発達障害について2回にわたってお話してきましたが、この分野にはまだ解明されていないことが多くあります。
では、実際にどのような点が未解明で、今後どのようなことを解明していく必要があるのでしょうか。今回も引き続き、発達障害をテーマに、その背景や課題を深掘りしていきます。
前回のコラムはこちらです。
発達障害について解明されていることの現状とは?
発達障害にはまだ多くの未解明な点があり、これが当事者や支援者にとって大きな課題となっています。

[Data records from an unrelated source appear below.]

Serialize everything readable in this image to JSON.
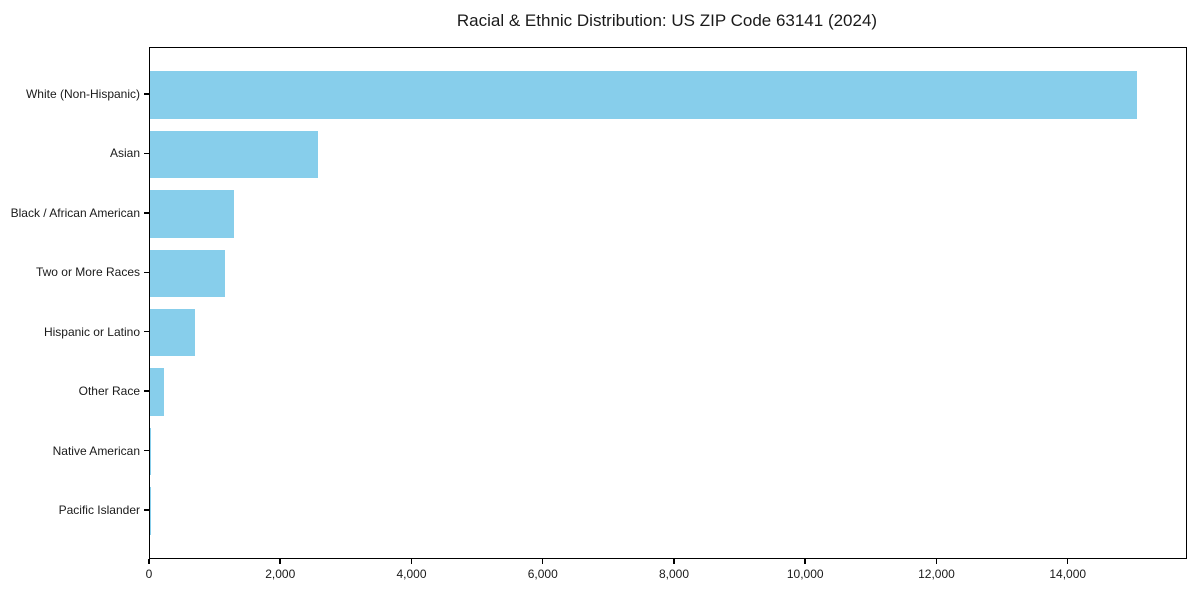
{
  "title": "Racial & Ethnic Distribution: US ZIP Code 63141 (2024)",
  "chart_data": {
    "type": "bar",
    "orientation": "horizontal",
    "title": "Racial & Ethnic Distribution: US ZIP Code 63141 (2024)",
    "xlabel": "",
    "ylabel": "",
    "categories": [
      "White (Non-Hispanic)",
      "Asian",
      "Black / African American",
      "Two or More Races",
      "Hispanic or Latino",
      "Other Race",
      "Native American",
      "Pacific Islander"
    ],
    "values": [
      15035,
      2560,
      1280,
      1140,
      690,
      210,
      10,
      5
    ],
    "xlim": [
      0,
      15787
    ],
    "x_ticks": [
      0,
      2000,
      4000,
      6000,
      8000,
      10000,
      12000,
      14000
    ],
    "x_tick_labels": [
      "0",
      "2,000",
      "4,000",
      "6,000",
      "8,000",
      "10,000",
      "12,000",
      "14,000"
    ],
    "bar_color": "#87CEEB",
    "axis_color": "#000000",
    "grid": false,
    "legend": "none"
  }
}
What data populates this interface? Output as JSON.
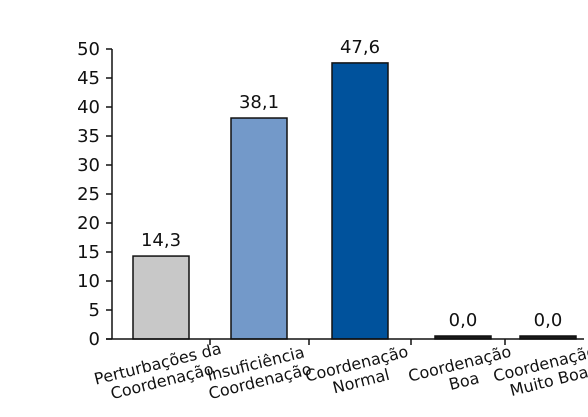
{
  "chart_data": {
    "type": "bar",
    "categories": [
      "Perturbações da Coordenação",
      "Insuficiência Coordenação",
      "Coordenação Normal",
      "Coordenação Boa",
      "Coordenação Muito Boa"
    ],
    "category_lines": [
      [
        "Perturbações da",
        "Coordenação"
      ],
      [
        "Insuficiência",
        "Coordenação"
      ],
      [
        "Coordenação",
        "Normal"
      ],
      [
        "Coordenação",
        "Boa"
      ],
      [
        "Coordenação",
        "Muito Boa"
      ]
    ],
    "values": [
      14.3,
      38.1,
      47.6,
      0.0,
      0.0
    ],
    "value_labels": [
      "14,3",
      "38,1",
      "47,6",
      "0,0",
      "0,0"
    ],
    "bar_colors": [
      "#c8c8c8",
      "#7399c9",
      "#00529c",
      "#1a1a1a",
      "#1a1a1a"
    ],
    "ylim": [
      0,
      50
    ],
    "yticks": [
      "0",
      "5",
      "10",
      "15",
      "20",
      "25",
      "30",
      "35",
      "40",
      "45",
      "50"
    ],
    "title": "",
    "xlabel": "",
    "ylabel": "",
    "grid": false,
    "legend": "none"
  }
}
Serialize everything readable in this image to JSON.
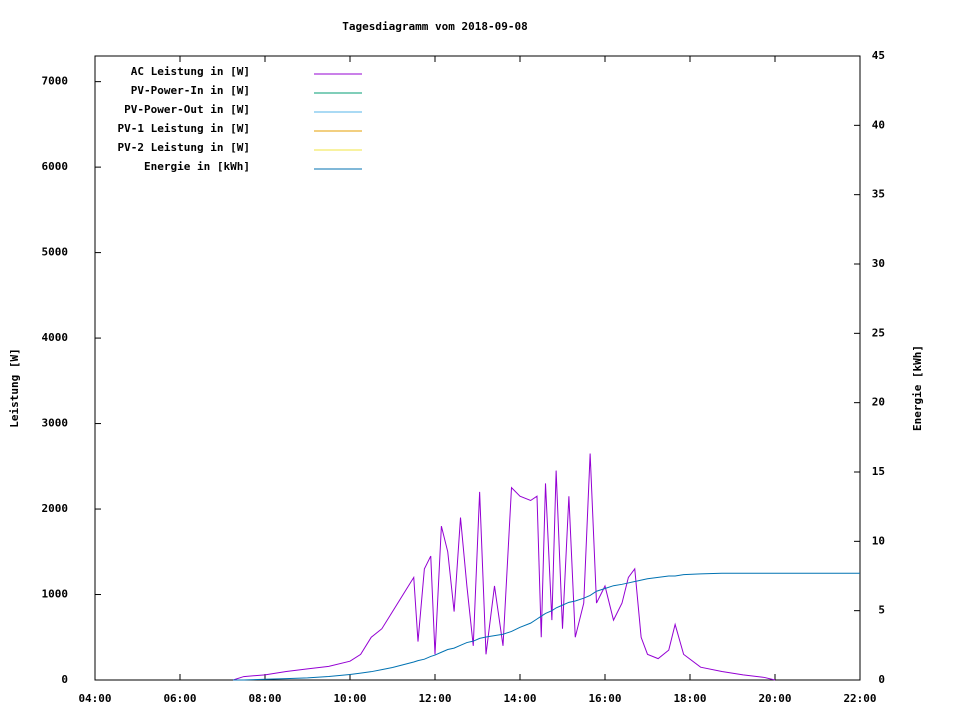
{
  "chart_data": {
    "type": "line",
    "title": "Tagesdiagramm vom 2018-09-08",
    "y_label": "Leistung [W]",
    "y2_label": "Energie [kWh]",
    "legend": "top-left",
    "xlim": [
      4,
      22
    ],
    "xticks": [
      {
        "value": 4,
        "label": "04:00"
      },
      {
        "value": 6,
        "label": "06:00"
      },
      {
        "value": 8,
        "label": "08:00"
      },
      {
        "value": 10,
        "label": "10:00"
      },
      {
        "value": 12,
        "label": "12:00"
      },
      {
        "value": 14,
        "label": "14:00"
      },
      {
        "value": 16,
        "label": "16:00"
      },
      {
        "value": 18,
        "label": "18:00"
      },
      {
        "value": 20,
        "label": "20:00"
      },
      {
        "value": 22,
        "label": "22:00"
      }
    ],
    "ylim": [
      0,
      7300
    ],
    "yticks": [
      0,
      1000,
      2000,
      3000,
      4000,
      5000,
      6000,
      7000
    ],
    "y2lim": [
      0,
      45
    ],
    "y2ticks": [
      0,
      5,
      10,
      15,
      20,
      25,
      30,
      35,
      40,
      45
    ],
    "x": [
      7.25,
      7.5,
      8,
      8.5,
      9,
      9.5,
      10,
      10.25,
      10.5,
      10.75,
      11,
      11.25,
      11.5,
      11.6,
      11.75,
      11.9,
      12,
      12.15,
      12.3,
      12.45,
      12.6,
      12.75,
      12.9,
      13.05,
      13.2,
      13.4,
      13.6,
      13.8,
      14,
      14.25,
      14.4,
      14.5,
      14.6,
      14.75,
      14.85,
      15,
      15.15,
      15.3,
      15.5,
      15.65,
      15.8,
      16,
      16.2,
      16.4,
      16.55,
      16.7,
      16.85,
      17,
      17.25,
      17.5,
      17.65,
      17.85,
      18.25,
      18.75,
      19.25,
      19.75,
      20,
      20.5,
      22
    ],
    "series": [
      {
        "name": "AC Leistung in [W]",
        "color": "#9400d3",
        "values": [
          0,
          40,
          60,
          100,
          130,
          160,
          220,
          300,
          500,
          600,
          800,
          1000,
          1200,
          450,
          1300,
          1450,
          300,
          1800,
          1500,
          800,
          1900,
          1100,
          400,
          2200,
          300,
          1100,
          400,
          2250,
          2150,
          2100,
          2150,
          500,
          2300,
          700,
          2450,
          600,
          2150,
          500,
          900,
          2650,
          900,
          1100,
          700,
          900,
          1200,
          1300,
          500,
          300,
          250,
          350,
          650,
          300,
          150,
          100,
          60,
          30,
          0,
          null,
          null
        ]
      },
      {
        "name": "PV-Power-In in [W]",
        "color": "#009e73",
        "values": [
          null,
          null,
          null,
          null,
          null,
          null,
          null,
          null,
          null,
          null,
          null,
          null,
          null,
          null,
          null,
          null,
          null,
          null,
          null,
          null,
          null,
          null,
          null,
          null,
          null,
          null,
          null,
          null,
          null,
          null,
          null,
          null,
          null,
          null,
          null,
          null,
          null,
          null,
          null,
          null,
          null,
          null,
          null,
          null,
          null,
          null,
          null,
          null,
          null,
          null,
          null,
          null,
          null,
          null,
          null,
          null,
          null,
          null,
          null
        ]
      },
      {
        "name": "PV-Power-Out in [W]",
        "color": "#56b4e9",
        "values": [
          null,
          null,
          null,
          null,
          null,
          null,
          null,
          null,
          null,
          null,
          null,
          null,
          null,
          null,
          null,
          null,
          null,
          null,
          null,
          null,
          null,
          null,
          null,
          null,
          null,
          null,
          null,
          null,
          null,
          null,
          null,
          null,
          null,
          null,
          null,
          null,
          null,
          null,
          null,
          null,
          null,
          null,
          null,
          null,
          null,
          null,
          null,
          null,
          null,
          null,
          null,
          null,
          null,
          null,
          null,
          null,
          null,
          null,
          null
        ]
      },
      {
        "name": "PV-1 Leistung in [W]",
        "color": "#e69f00",
        "values": [
          null,
          null,
          null,
          null,
          null,
          null,
          null,
          null,
          null,
          null,
          null,
          null,
          null,
          null,
          null,
          null,
          null,
          null,
          null,
          null,
          null,
          null,
          null,
          null,
          null,
          null,
          null,
          null,
          null,
          null,
          null,
          null,
          null,
          null,
          null,
          null,
          null,
          null,
          null,
          null,
          null,
          null,
          null,
          null,
          null,
          null,
          null,
          null,
          null,
          null,
          null,
          null,
          null,
          null,
          null,
          null,
          null,
          null,
          null
        ]
      },
      {
        "name": "PV-2 Leistung in [W]",
        "color": "#f0e442",
        "values": [
          null,
          null,
          null,
          null,
          null,
          null,
          null,
          null,
          null,
          null,
          null,
          null,
          null,
          null,
          null,
          null,
          null,
          null,
          null,
          null,
          null,
          null,
          null,
          null,
          null,
          null,
          null,
          null,
          null,
          null,
          null,
          null,
          null,
          null,
          null,
          null,
          null,
          null,
          null,
          null,
          null,
          null,
          null,
          null,
          null,
          null,
          null,
          null,
          null,
          null,
          null,
          null,
          null,
          null,
          null,
          null,
          null,
          null,
          null
        ]
      },
      {
        "name": "Energie in [kWh]",
        "color": "#0072b2",
        "axis": "y2",
        "values": [
          0,
          0,
          0.05,
          0.1,
          0.15,
          0.25,
          0.4,
          0.5,
          0.6,
          0.75,
          0.9,
          1.1,
          1.3,
          1.4,
          1.5,
          1.7,
          1.8,
          2.0,
          2.2,
          2.3,
          2.5,
          2.7,
          2.8,
          3.0,
          3.1,
          3.2,
          3.3,
          3.5,
          3.8,
          4.1,
          4.4,
          4.6,
          4.8,
          5.0,
          5.2,
          5.4,
          5.6,
          5.7,
          5.9,
          6.1,
          6.4,
          6.6,
          6.8,
          6.9,
          7.0,
          7.1,
          7.2,
          7.3,
          7.4,
          7.5,
          7.5,
          7.6,
          7.65,
          7.7,
          7.7,
          7.7,
          7.7,
          7.7,
          7.7
        ]
      }
    ]
  }
}
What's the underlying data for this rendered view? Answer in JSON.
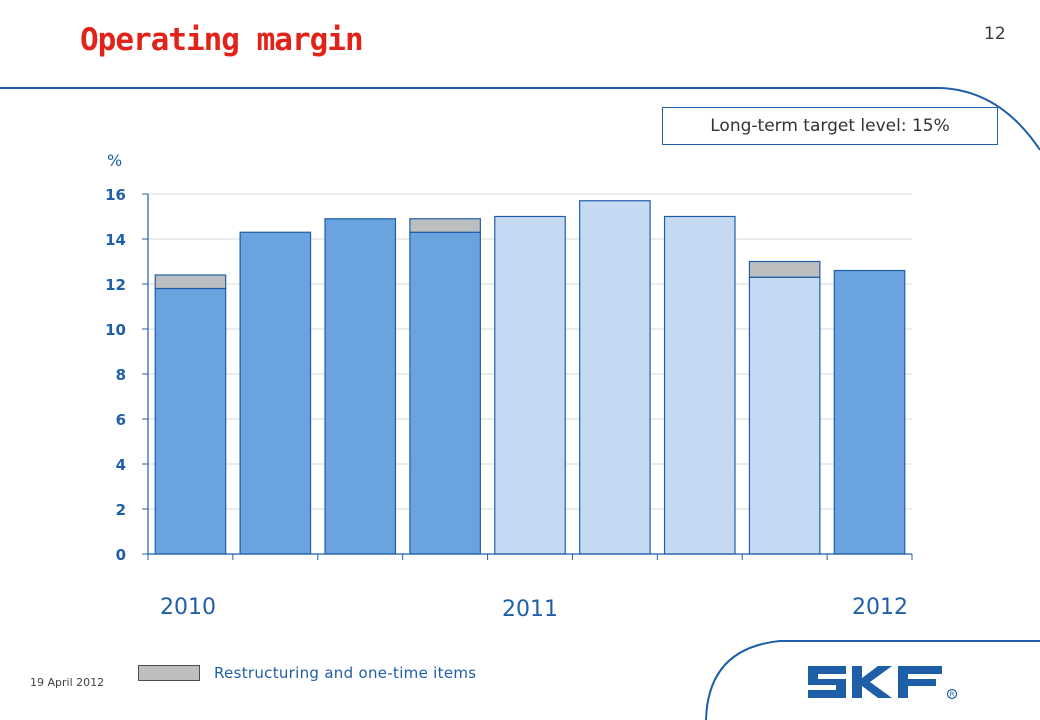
{
  "header": {
    "title": "Operating margin",
    "page_number": "12"
  },
  "target_note": "Long-term target level: 15%",
  "footer": {
    "date": "19 April 2012",
    "legend_label": "Restructuring and one-time items",
    "logo": "skf-logo"
  },
  "colors": {
    "title": "#e2231a",
    "accent_blue": "#1f5fa8",
    "bar_dark": "#6aa3df",
    "bar_light": "#c5daf2",
    "restructuring": "#bcbec0"
  },
  "chart_data": {
    "type": "bar",
    "stacked": true,
    "ylabel": "%",
    "ylim": [
      0,
      16
    ],
    "yticks": [
      0,
      2,
      4,
      6,
      8,
      10,
      12,
      14,
      16
    ],
    "grid": true,
    "year_labels": [
      {
        "label": "2010",
        "bar_index": 0
      },
      {
        "label": "2011",
        "bar_index": 4
      },
      {
        "label": "2012",
        "bar_index": 8
      }
    ],
    "bars": [
      {
        "value": 11.8,
        "extra": 0.6,
        "shade": "dark"
      },
      {
        "value": 14.3,
        "extra": 0,
        "shade": "dark"
      },
      {
        "value": 14.9,
        "extra": 0,
        "shade": "dark"
      },
      {
        "value": 14.3,
        "extra": 0.6,
        "shade": "dark"
      },
      {
        "value": 15.0,
        "extra": 0,
        "shade": "light"
      },
      {
        "value": 15.7,
        "extra": 0,
        "shade": "light"
      },
      {
        "value": 15.0,
        "extra": 0,
        "shade": "light"
      },
      {
        "value": 12.3,
        "extra": 0.7,
        "shade": "light"
      },
      {
        "value": 12.6,
        "extra": 0,
        "shade": "dark"
      }
    ],
    "legend": [
      {
        "name": "Restructuring and one-time items"
      }
    ]
  }
}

似た症状を持つ人たちが生きづらさを感じている現状がある一方で、それらの症状がどのようにして生まれ、どんな種類の障害があり、何をすれば改善するのかについては十分に解明されていません。
診断基準に基づき、人との関わり方に問題があり、強いこだわりを持つ場合はASD(自閉スペクトラム症)の特性があるとされ、集中力が続かず授業中に歩き回ってしまう場合はADHD(注意欠如・多動症)の特性があると判断されます。しかし、この診断も一筋縄ではいきません。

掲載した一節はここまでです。